Ob ich schon mal ein Tagebuch geführt habe. "Nein, da sehe ich keinen Sinn drin, und schreiben kann ich nicht, ich mache zu viele Rechtschreibfehler." "Auch jemand mit dem man das Schreiben durch die Rechtschreibung vergrault hat." Sie stellte die Rechtschreibung als unwichtig hin. Mir gefiel das sehr und fügte hinzu:" Nicht nur mit Rechtschreibung sondern auch mit dem Zwang zur Schönschrift hat man mir das Schreiben vergrault.
Sie meinte ich sollte mir eine Sammlung all dessen anlegen, was ich einmal gerne mache würde aber noch nie versucht hätte. Und ein weiterer Rat ich solle auch durchaus einmal etwas unvernünftiges machen. Sollte ruhig auch mal einen Tag probieren, ob mir etwas Spaß machen würde.
Nach etwa einer Stunde meinte Sie, das es eine interessante Therapie werden könnte und überließ mir die Wahl ob wir 25 oder 45 Therapiestunden beantragen sollten.
Ich erhielt noch einen Fragebogen zum Lebensscribt, den ich ausfüllen, aber mich auf keinen Fall damit quälen sollte.
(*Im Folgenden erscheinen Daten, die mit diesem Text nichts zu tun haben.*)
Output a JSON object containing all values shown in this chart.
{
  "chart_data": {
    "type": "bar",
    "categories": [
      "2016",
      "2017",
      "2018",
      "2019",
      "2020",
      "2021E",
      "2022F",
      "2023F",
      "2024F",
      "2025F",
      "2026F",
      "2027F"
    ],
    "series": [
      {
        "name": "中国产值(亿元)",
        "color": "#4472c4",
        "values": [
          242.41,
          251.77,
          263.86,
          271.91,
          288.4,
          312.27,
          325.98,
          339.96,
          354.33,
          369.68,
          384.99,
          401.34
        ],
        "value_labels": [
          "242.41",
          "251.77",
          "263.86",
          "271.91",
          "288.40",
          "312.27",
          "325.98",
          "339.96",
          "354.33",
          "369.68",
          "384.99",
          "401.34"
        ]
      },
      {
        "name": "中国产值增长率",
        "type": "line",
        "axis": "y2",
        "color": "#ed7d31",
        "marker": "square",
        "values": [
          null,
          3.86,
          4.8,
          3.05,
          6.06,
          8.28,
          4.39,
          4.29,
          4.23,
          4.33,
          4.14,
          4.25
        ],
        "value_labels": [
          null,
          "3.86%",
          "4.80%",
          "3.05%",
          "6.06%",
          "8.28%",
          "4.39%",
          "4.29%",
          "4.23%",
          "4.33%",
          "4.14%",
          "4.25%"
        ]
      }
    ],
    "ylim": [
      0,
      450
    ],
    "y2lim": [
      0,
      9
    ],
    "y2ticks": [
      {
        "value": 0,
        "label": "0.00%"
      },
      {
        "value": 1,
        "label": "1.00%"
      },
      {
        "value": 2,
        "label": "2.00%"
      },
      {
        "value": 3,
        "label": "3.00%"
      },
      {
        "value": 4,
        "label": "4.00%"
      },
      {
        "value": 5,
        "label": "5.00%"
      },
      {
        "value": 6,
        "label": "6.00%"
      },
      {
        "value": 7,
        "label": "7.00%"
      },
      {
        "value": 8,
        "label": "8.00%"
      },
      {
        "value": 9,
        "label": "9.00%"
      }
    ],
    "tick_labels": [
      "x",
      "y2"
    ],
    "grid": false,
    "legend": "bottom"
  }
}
Auf dem Rückweg fühle ich mich sehr befreit. War es die Erlösung von der Erwartung, war es das ich Hoffnung auf die Terapie setzte. Immer wieder ging mir durch den Kopf - Einmal etwas Unvernünftiges tun. - Ein Toller Gedanke. Während der Fahrt versuchte ich dann mit meinem Verstand mir etwas unvernünftiges zu überlegen, was ich machen könne. Das ist garnicht so einfach. Das befreite Gefühl schwand und mir wurde das Paradox klar.
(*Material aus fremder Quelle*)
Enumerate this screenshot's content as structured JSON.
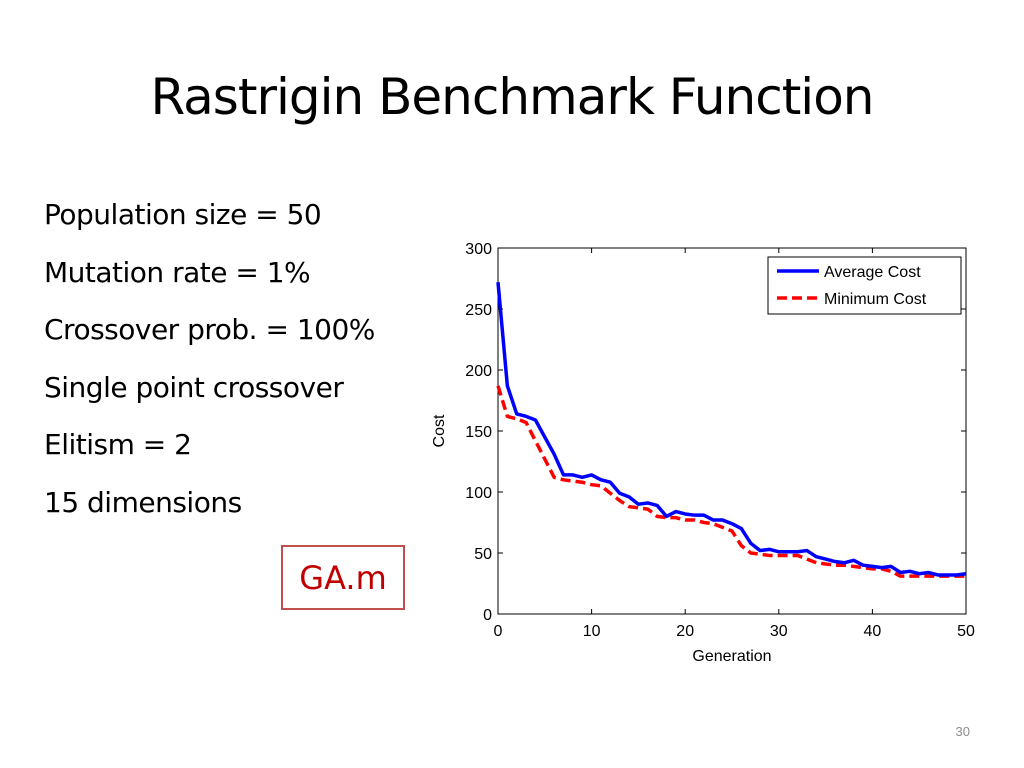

Aber die Idee mit dem Schreiben. Es war nicht das erste Mal, dass man mir riet zu Schreiben. Ein Buch zu schreiben riet man mir. Aber jetzt der Rat einfach zu Schreiben ohne Rücksicht auf Rechtschreibung, ohne Ziel einfach...ja, unvernünftig, einfach um des Schreibens willen zu schreiben. Diese Idee fesselte mich und so begann ich mit dem Text.